Aussenansicht des Bundesgerichts

Foto: Norbert Aepli / WikimediaCommons |

 

Jetzt darf Bundesbern den Rechtsstaat nicht aushebeln

  • Löhne und Vertragspolitik
Medienmitteilung

Bundesgericht schützt Mindestlöhne in Zürich und Winterthur

Das Bundesgericht hat entschieden: Die Städte Zürich und Winterthur dürfen Mindestlöhne einführen. Damit bestätigt das höchste Gericht der Schweiz erstmals ausdrücklich, dass nicht nur Kantone, sondern auch Gemeinden Mindestlöhne erlassen dürfen, als sozialpolitische Massnahme gegen Armut trotz Arbeit. Die Beschwerden der Arbeitgeberverbände wurden vollumfänglich abgewiesen.

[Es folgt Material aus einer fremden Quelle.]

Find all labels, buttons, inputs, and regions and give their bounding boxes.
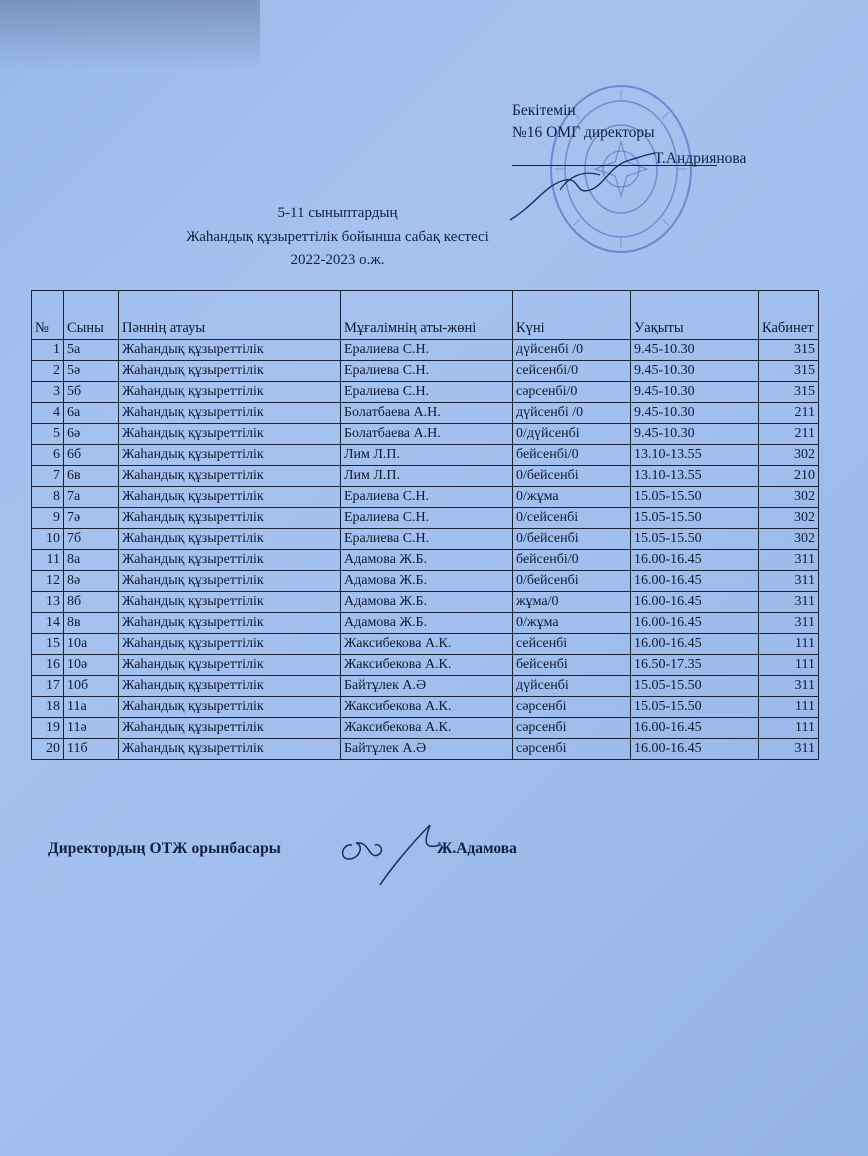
subject-cell: Жаһандық құзыреттілік	[119, 571, 341, 592]
table-row	[32, 655, 819, 676]
day-cell: 0/жұма	[513, 613, 631, 634]
row-number: 19	[32, 718, 64, 739]
teacher-cell: Ералиева С.Н.	[341, 487, 513, 508]
table-row	[32, 634, 819, 655]
row-number: 18	[32, 697, 64, 718]
room-cell: 111	[759, 718, 819, 739]
room-cell: 111	[759, 634, 819, 655]
room-cell: 311	[759, 739, 819, 760]
room-cell: 311	[759, 613, 819, 634]
class-cell: 8в	[64, 613, 119, 634]
title-line-1: 5-11 сыныптардың	[277, 205, 398, 221]
teacher-cell: Ералиева С.Н.	[341, 340, 513, 361]
table-header-row	[32, 291, 819, 340]
page-shadow	[0, 0, 260, 70]
teacher-cell: Адамова Ж.Б.	[341, 550, 513, 571]
subject-cell: Жаһандық құзыреттілік	[119, 655, 341, 676]
table-row	[32, 487, 819, 508]
subject-cell: Жаһандық құзыреттілік	[119, 592, 341, 613]
time-cell: 16.00-16.45	[631, 613, 759, 634]
teacher-cell: Жаксибекова А.К.	[341, 634, 513, 655]
teacher-cell: Жаксибекова А.К.	[341, 655, 513, 676]
approval-org: №16 ОМГ директоры	[512, 124, 655, 141]
room-cell: 111	[759, 655, 819, 676]
teacher-cell: Ералиева С.Н.	[341, 361, 513, 382]
time-cell: 16.50-17.35	[631, 655, 759, 676]
room-cell: 302	[759, 529, 819, 550]
table-row	[32, 739, 819, 760]
teacher-cell: Ералиева С.Н.	[341, 508, 513, 529]
time-cell: 16.00-16.45	[631, 550, 759, 571]
class-cell: 11ә	[64, 718, 119, 739]
row-number: 4	[32, 403, 64, 424]
subject-cell: Жаһандық құзыреттілік	[119, 634, 341, 655]
class-cell: 10б	[64, 676, 119, 697]
class-cell: 5б	[64, 382, 119, 403]
room-cell: 302	[759, 508, 819, 529]
subject-cell: Жаһандық құзыреттілік	[119, 403, 341, 424]
table-row	[32, 697, 819, 718]
teacher-cell: Лим Л.П.	[341, 466, 513, 487]
class-cell: 8ә	[64, 571, 119, 592]
subject-cell: Жаһандық құзыреттілік	[119, 676, 341, 697]
header-teacher: Мұғалімнің аты-жөні	[341, 291, 513, 340]
header-room: Кабинет	[759, 291, 819, 340]
table-row	[32, 445, 819, 466]
time-cell: 15.05-15.50	[631, 529, 759, 550]
class-cell: 7а	[64, 487, 119, 508]
table-row	[32, 529, 819, 550]
table-row	[32, 424, 819, 445]
class-cell: 10а	[64, 634, 119, 655]
day-cell: дүйсенбі /0	[513, 403, 631, 424]
deputy-signature-icon	[330, 815, 450, 890]
row-number: 11	[32, 550, 64, 571]
room-cell: 210	[759, 466, 819, 487]
row-number: 8	[32, 487, 64, 508]
class-cell: 7б	[64, 529, 119, 550]
day-cell: жұма/0	[513, 592, 631, 613]
time-cell: 15.05-15.50	[631, 508, 759, 529]
subject-cell: Жаһандық құзыреттілік	[119, 550, 341, 571]
room-cell: 211	[759, 424, 819, 445]
header-time: Уақыты	[631, 291, 759, 340]
time-cell: 16.00-16.45	[631, 739, 759, 760]
row-number: 17	[32, 676, 64, 697]
teacher-cell: Болатбаева А.Н.	[341, 424, 513, 445]
row-number: 7	[32, 466, 64, 487]
day-cell: 0/дүйсенбі	[513, 424, 631, 445]
row-number: 20	[32, 739, 64, 760]
day-cell: сәрсенбі	[513, 739, 631, 760]
day-cell: сәрсенбі	[513, 718, 631, 739]
room-cell: 111	[759, 697, 819, 718]
time-cell: 16.00-16.45	[631, 592, 759, 613]
subject-cell: Жаһандық құзыреттілік	[119, 508, 341, 529]
title-line-3: 2022-2023 о.ж.	[290, 252, 385, 268]
approval-block	[512, 100, 747, 167]
teacher-cell: Байтұлек А.Ә	[341, 739, 513, 760]
subject-cell: Жаһандық құзыреттілік	[119, 529, 341, 550]
row-number: 15	[32, 634, 64, 655]
table-row	[32, 361, 819, 382]
subject-cell: Жаһандық құзыреттілік	[119, 613, 341, 634]
day-cell: 0/бейсенбі	[513, 529, 631, 550]
class-cell: 11б	[64, 739, 119, 760]
room-cell: 311	[759, 592, 819, 613]
footer-role: Директордың ОТЖ орынбасары	[48, 840, 281, 857]
table-row	[32, 571, 819, 592]
room-cell: 311	[759, 676, 819, 697]
table-row	[32, 403, 819, 424]
subject-cell: Жаһандық құзыреттілік	[119, 697, 341, 718]
row-number: 9	[32, 508, 64, 529]
row-number: 16	[32, 655, 64, 676]
schedule-table	[31, 290, 819, 760]
row-number: 6	[32, 445, 64, 466]
teacher-cell: Адамова Ж.Б.	[341, 571, 513, 592]
header-day: Күні	[513, 291, 631, 340]
room-cell: 311	[759, 550, 819, 571]
row-number: 13	[32, 592, 64, 613]
subject-cell: Жаһандық құзыреттілік	[119, 340, 341, 361]
day-cell: сәрсенбі	[513, 697, 631, 718]
time-cell: 16.00-16.45	[631, 718, 759, 739]
approval-director-name: Т.Андриянова	[654, 150, 747, 167]
day-cell: 0/бейсенбі	[513, 571, 631, 592]
row-number: 12	[32, 571, 64, 592]
time-cell: 13.10-13.55	[631, 445, 759, 466]
time-cell: 16.00-16.45	[631, 634, 759, 655]
room-cell: 311	[759, 571, 819, 592]
subject-cell: Жаһандық құзыреттілік	[119, 445, 341, 466]
table-row	[32, 466, 819, 487]
class-cell: 6а	[64, 403, 119, 424]
day-cell: бейсенбі/0	[513, 445, 631, 466]
day-cell: сейсенбі	[513, 634, 631, 655]
time-cell: 13.10-13.55	[631, 466, 759, 487]
header-subject: Пәннің атауы	[119, 291, 341, 340]
day-cell: дүйсенбі /0	[513, 340, 631, 361]
day-cell: бейсенбі/0	[513, 550, 631, 571]
time-cell: 15.05-15.50	[631, 676, 759, 697]
time-cell: 9.45-10.30	[631, 361, 759, 382]
document-title	[120, 202, 555, 273]
time-cell: 15.05-15.50	[631, 487, 759, 508]
row-number: 2	[32, 361, 64, 382]
class-cell: 10ә	[64, 655, 119, 676]
time-cell: 15.05-15.50	[631, 697, 759, 718]
row-number: 14	[32, 613, 64, 634]
room-cell: 315	[759, 340, 819, 361]
table-row	[32, 592, 819, 613]
day-cell: дүйсенбі	[513, 676, 631, 697]
day-cell: 0/бейсенбі	[513, 466, 631, 487]
room-cell: 315	[759, 382, 819, 403]
room-cell: 211	[759, 403, 819, 424]
teacher-cell: Жаксибекова А.К.	[341, 697, 513, 718]
teacher-cell: Адамова Ж.Б.	[341, 613, 513, 634]
title-line-2: Жаһандық құзыреттілік бойынша сабақ кестесі	[186, 228, 489, 245]
table-row	[32, 550, 819, 571]
class-cell: 5ә	[64, 361, 119, 382]
class-cell: 5а	[64, 340, 119, 361]
subject-cell: Жаһандық құзыреттілік	[119, 739, 341, 760]
class-cell: 8а	[64, 550, 119, 571]
time-cell: 9.45-10.30	[631, 403, 759, 424]
subject-cell: Жаһандық құзыреттілік	[119, 424, 341, 445]
row-number: 3	[32, 382, 64, 403]
day-cell: бейсенбі	[513, 655, 631, 676]
time-cell: 9.45-10.30	[631, 382, 759, 403]
row-number: 1	[32, 340, 64, 361]
day-cell: 0/сейсенбі	[513, 508, 631, 529]
room-cell: 315	[759, 361, 819, 382]
subject-cell: Жаһандық құзыреттілік	[119, 718, 341, 739]
day-cell: сейсенбі/0	[513, 361, 631, 382]
footer-name: Ж.Адамова	[437, 840, 517, 857]
subject-cell: Жаһандық құзыреттілік	[119, 361, 341, 382]
teacher-cell: Ералиева С.Н.	[341, 382, 513, 403]
class-cell: 6в	[64, 466, 119, 487]
header-class: Сыны	[64, 291, 119, 340]
time-cell: 16.00-16.45	[631, 571, 759, 592]
subject-cell: Жаһандық құзыреттілік	[119, 382, 341, 403]
table-row	[32, 718, 819, 739]
table-row	[32, 340, 819, 361]
time-cell: 9.45-10.30	[631, 424, 759, 445]
approval-word: Бекітемін	[512, 102, 576, 119]
class-cell: 6б	[64, 445, 119, 466]
header-number: №	[32, 291, 64, 340]
teacher-cell: Болатбаева А.Н.	[341, 403, 513, 424]
table-row	[32, 508, 819, 529]
class-cell: 8б	[64, 592, 119, 613]
day-cell: 0/жұма	[513, 487, 631, 508]
teacher-cell: Адамова Ж.Б.	[341, 592, 513, 613]
table-row	[32, 382, 819, 403]
class-cell: 7ә	[64, 508, 119, 529]
teacher-cell: Лим Л.П.	[341, 445, 513, 466]
room-cell: 302	[759, 445, 819, 466]
class-cell: 11а	[64, 697, 119, 718]
class-cell: 6ә	[64, 424, 119, 445]
teacher-cell: Ералиева С.Н.	[341, 529, 513, 550]
table-row	[32, 676, 819, 697]
teacher-cell: Байтұлек А.Ә	[341, 676, 513, 697]
day-cell: сәрсенбі/0	[513, 382, 631, 403]
subject-cell: Жаһандық құзыреттілік	[119, 487, 341, 508]
row-number: 10	[32, 529, 64, 550]
time-cell: 9.45-10.30	[631, 340, 759, 361]
table-row	[32, 613, 819, 634]
room-cell: 302	[759, 487, 819, 508]
subject-cell: Жаһандық құзыреттілік	[119, 466, 341, 487]
teacher-cell: Жаксибекова А.К.	[341, 718, 513, 739]
row-number: 5	[32, 424, 64, 445]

Für die Arbeitnehmenden in Zürich und Winterthur ist das ein längst überfälliger Erfolg. Bereits 2023 haben die Stimmberechtigten die Mindestlöhne mit 70 beziehungsweise 66 Prozent Ja-Stimmen beschlossen. Seither haben die Arbeitgeberverbände versucht, deren Einführung auf dem Rechtsweg zu verhindern. Damit ist nun Schluss! Rund 20'000 Beschäftigte werden künftig von höheren Löhnen profitieren.

Der Entscheid hat Signalwirkung für die ganze Schweiz. Nach dem Grundsatzentscheid zu den kantonalen Mindestlöhnen bestätigt das Bundesgericht nun erstmals auch die Kompetenz der Gemeinden. Das Urteil stärkt den Föderalismus und die Gemeindeautonomie. Umso stossender ist die sogenannte Ettlin-Vorlage, über die das Bundesparlament in neun Tagen abschliessend entscheidet. Während das Bundesgericht die Zuständigkeit der Kantone und Gemeinden bestätigt, will die bürgerliche Mehrheit in Bern genau diese Kompetenzen aushebeln.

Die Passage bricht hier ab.